Viola Bao
Home Department: English

Viola Bao (she/they) is a PhD candidate in Comparative Literary Studies and English. Her work focuses on the political and poetic histories of Asian and African diasporas and East African postcolonial writing, especially in Pan-African networks, transnational social movements, and the New Left of the 1960s–70s. At the intersection of multiple sites, her research draws on Marxist frameworks of political economy and uneven development, aesthetic theory, and decolonial thought to explore ideas of cultural revolution and cultivation via the global circulation of Third Worldist thought. Her dissertation traces engagements with Mao's concept of a "people's aesthetic" across a variety of minoritarian genres, exploring how it catalyzed formal innovations that unsettled established divisions of labor between artist and audience and generated experiments in polyphonic narrative forms. One of her side projects focuses on family abolition and the international division of social reproductive and sexual labour through the 20th-century emergence of the transnational adoption industry, with particular attention to the politics and poetics of return and kinship in the work of Korean and Chinese adoptee writers and artists. Together with Anna Zalakostas and Professors Kalyan Nadiminti and Harris Feinsod, she has co-organized the Workshop in Transnational Cultural History at Northwestern.

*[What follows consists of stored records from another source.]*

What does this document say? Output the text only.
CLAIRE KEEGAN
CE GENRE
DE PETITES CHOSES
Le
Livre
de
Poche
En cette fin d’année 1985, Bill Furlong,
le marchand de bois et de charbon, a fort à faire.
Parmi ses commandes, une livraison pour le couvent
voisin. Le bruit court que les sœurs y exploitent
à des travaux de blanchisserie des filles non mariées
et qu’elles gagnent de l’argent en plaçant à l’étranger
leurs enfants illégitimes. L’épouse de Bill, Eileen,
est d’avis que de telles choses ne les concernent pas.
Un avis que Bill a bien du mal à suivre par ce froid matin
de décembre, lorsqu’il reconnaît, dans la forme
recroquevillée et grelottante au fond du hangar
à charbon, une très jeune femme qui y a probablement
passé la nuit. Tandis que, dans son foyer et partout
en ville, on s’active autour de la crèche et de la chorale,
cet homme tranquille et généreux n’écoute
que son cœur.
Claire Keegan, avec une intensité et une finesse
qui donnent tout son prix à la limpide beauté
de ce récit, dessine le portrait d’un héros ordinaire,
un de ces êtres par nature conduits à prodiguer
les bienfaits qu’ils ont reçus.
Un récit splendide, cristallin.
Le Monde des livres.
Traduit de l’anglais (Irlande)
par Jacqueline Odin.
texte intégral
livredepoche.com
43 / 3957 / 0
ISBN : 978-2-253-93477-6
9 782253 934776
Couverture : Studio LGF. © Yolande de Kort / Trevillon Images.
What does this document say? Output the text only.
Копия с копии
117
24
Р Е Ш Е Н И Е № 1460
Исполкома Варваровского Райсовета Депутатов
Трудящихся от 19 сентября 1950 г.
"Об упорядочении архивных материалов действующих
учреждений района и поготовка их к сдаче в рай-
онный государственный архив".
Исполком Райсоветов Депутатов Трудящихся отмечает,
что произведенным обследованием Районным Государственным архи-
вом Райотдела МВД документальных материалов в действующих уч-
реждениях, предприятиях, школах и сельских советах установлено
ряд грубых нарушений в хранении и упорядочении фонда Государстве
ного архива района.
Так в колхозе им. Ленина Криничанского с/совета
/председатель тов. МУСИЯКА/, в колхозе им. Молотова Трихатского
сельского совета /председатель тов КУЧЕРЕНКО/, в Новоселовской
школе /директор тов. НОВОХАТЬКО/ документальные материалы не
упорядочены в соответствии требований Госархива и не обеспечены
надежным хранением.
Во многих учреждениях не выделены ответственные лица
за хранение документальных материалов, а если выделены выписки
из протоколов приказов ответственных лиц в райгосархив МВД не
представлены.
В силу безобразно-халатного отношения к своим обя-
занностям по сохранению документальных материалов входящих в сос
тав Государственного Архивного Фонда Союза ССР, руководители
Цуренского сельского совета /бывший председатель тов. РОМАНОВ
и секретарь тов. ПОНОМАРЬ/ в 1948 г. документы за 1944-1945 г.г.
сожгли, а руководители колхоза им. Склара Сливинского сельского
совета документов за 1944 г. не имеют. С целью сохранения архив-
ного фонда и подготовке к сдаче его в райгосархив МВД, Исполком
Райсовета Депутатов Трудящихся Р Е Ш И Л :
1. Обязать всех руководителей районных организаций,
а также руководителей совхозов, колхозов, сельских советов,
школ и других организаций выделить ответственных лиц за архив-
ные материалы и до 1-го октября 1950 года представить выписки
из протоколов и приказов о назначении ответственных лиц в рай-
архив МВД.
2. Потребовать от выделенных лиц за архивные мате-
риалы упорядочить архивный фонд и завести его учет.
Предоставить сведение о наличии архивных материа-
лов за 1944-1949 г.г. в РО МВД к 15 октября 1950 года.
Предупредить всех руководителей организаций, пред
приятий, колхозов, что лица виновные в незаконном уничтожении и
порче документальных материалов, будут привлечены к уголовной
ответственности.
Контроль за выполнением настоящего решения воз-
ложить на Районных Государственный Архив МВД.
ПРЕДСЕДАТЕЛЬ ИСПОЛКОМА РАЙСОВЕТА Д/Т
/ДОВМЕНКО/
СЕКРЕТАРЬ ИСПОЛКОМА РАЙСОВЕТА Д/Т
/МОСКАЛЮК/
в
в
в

Viola's work has appeared or is forthcoming in publications including South Atlantic Quarterly, Philological Quarterly, and Versepolis Review. Her research has been supported by the Fulbright Foundation, the Sweden-America Foundation, and the Buffett Institute for Global Affairs at Northwestern University, and was recently recognized with the ACLA Horst Frenz Prize. She is also a literary translator working between Chinese, English, and Swedish, and a regular contributor of literary criticism to Sweden's largest daily newspaper, Dagens Nyheter.